SDL SpaceBot Competition - Aggie AstroArm
Team: Josh Taylor, Branson Mortensen, Thomas Memmott, Nathan Linden, Skyler King, and Nathan Williams
Sponsor: Space Dynamics Lab
Product Description
Space Dynamics Laboratory (SDL) contracted with Aggie AstroArm to build a robot that can attach to multiple materials commonly found on satellites. The robot must be operated as if it were in space.
These materials include:
- Aluminum
- Solar Panel Array
- Honeycomb Panel
- MLI Insulation (Space Blanket)
The Robot
Our solution is a four-axis robot arm with a special gripper attachment. The four axes allow the robot to move like a human arm (shoulder, elbow, and wrist) along with side-to-side motion.
The gripper has a special material called Gecko Skin that allows the robot to grip the satellite materials. The Gecko Skin acts like the feet of a gecko, allowing the robot to grip onto any smooth surface. This material has already been tested in space through multiple missions and robots.

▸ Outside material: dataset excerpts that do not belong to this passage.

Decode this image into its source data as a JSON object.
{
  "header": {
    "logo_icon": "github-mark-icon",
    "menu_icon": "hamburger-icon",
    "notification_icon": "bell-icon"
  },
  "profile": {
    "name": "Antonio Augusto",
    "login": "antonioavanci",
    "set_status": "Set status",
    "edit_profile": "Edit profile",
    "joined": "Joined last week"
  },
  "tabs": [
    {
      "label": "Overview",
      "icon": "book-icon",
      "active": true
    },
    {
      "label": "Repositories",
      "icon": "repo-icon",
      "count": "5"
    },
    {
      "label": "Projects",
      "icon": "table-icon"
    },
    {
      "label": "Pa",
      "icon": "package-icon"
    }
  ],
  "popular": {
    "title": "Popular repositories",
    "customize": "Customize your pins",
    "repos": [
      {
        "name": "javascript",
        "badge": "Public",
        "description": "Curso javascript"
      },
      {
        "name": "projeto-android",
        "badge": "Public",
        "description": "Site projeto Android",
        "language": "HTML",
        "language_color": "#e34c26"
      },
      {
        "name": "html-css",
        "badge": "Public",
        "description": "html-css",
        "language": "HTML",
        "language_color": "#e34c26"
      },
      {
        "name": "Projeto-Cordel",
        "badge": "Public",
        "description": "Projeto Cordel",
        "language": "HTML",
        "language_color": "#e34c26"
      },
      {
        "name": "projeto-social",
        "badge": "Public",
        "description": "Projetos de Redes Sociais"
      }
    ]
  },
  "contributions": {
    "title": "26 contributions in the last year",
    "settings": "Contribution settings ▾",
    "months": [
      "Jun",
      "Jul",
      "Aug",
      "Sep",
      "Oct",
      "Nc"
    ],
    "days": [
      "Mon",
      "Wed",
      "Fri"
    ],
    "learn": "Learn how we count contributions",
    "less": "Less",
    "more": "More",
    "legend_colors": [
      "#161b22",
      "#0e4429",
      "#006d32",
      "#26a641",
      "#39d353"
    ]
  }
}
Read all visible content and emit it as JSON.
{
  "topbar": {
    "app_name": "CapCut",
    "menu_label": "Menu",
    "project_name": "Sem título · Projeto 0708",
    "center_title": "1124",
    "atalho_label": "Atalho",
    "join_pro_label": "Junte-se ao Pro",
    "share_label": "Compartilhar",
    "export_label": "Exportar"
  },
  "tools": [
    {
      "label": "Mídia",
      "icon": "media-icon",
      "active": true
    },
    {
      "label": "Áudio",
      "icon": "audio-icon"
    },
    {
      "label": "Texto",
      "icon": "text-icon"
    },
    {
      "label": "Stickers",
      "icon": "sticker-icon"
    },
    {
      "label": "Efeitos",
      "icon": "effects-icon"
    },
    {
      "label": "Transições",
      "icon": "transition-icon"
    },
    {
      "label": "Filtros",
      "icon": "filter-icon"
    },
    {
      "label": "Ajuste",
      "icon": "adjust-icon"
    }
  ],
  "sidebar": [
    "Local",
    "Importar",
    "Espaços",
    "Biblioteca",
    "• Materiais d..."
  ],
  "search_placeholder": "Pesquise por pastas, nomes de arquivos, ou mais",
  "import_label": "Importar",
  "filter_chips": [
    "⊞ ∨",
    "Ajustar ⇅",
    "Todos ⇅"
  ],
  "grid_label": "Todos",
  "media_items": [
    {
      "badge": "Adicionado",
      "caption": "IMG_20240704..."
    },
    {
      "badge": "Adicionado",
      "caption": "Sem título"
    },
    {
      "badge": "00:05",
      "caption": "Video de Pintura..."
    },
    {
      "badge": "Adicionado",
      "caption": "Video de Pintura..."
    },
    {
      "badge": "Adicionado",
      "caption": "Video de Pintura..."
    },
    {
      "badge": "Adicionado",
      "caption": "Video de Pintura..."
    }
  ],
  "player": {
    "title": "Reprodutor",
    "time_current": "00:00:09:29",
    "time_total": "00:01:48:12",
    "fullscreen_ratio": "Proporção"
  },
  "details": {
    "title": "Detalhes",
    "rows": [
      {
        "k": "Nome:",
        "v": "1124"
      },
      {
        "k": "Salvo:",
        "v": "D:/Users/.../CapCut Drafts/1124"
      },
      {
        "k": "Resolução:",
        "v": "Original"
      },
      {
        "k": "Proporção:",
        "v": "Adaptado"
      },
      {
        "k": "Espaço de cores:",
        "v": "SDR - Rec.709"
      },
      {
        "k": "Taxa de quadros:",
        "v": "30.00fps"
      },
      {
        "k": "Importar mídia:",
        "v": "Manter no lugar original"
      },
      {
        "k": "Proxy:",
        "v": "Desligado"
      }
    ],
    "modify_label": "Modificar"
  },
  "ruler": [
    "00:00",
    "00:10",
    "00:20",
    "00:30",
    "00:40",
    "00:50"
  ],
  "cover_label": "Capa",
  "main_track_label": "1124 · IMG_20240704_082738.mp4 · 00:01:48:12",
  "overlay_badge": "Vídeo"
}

The gripper has multiple electronics that allow a user to operate the robot. This includes a load cell and a stereoscopic camera. The load cell allows the user to know when the robot has made contact with a surface. The stereoscopic camera is a type of 3D camera that allows the user to know how far away they are from a surface.
Performance Review
| Requirement | Target | Threshold | Actual Performance |
|---|---|---|---|
| Stowed Payload Size | 12” × 12” × 24” | 15” × 15” × 30” | 15” × 15” × 30” |
| Robot Power Input | N/A | 120V Outlet | 120V Outlet |
| Satellite Damage | No Damage | Minimal Damage | No Damage |
| Repair Time | 25 Minutes | 30 Minutes | 15 Minutes |
| Maximum Budget | $3,000 | $15,000 | $5,362.30 |
| Remote Operation | N/A | Without line-of-sight | Without line-of-sight |
| Mission | N/A | Attach to all materials | Attach to all materials |
Analysis for the robot was performed with engineering equations of the overall design.
Testing of the robot included troubleshooting the code on each motor before assembly, testing each joint when assembled, and analyzing each electronic component as it ran the written code.
Conclusion
Over the school year, we were able to design, build, and test the entire robot. During the competition, we got 1st place!
Because of this competition, each of us have a better understanding of engineering and design. All of our team members learned how to machine, which allows us to design optimal parts that can be manufactured.
Future work includes testing the Gecko Skin further and implementing Artificial Intelligence (AI) to have the robot attach autonomously. Another goal is to improve the electronics and code of the robot.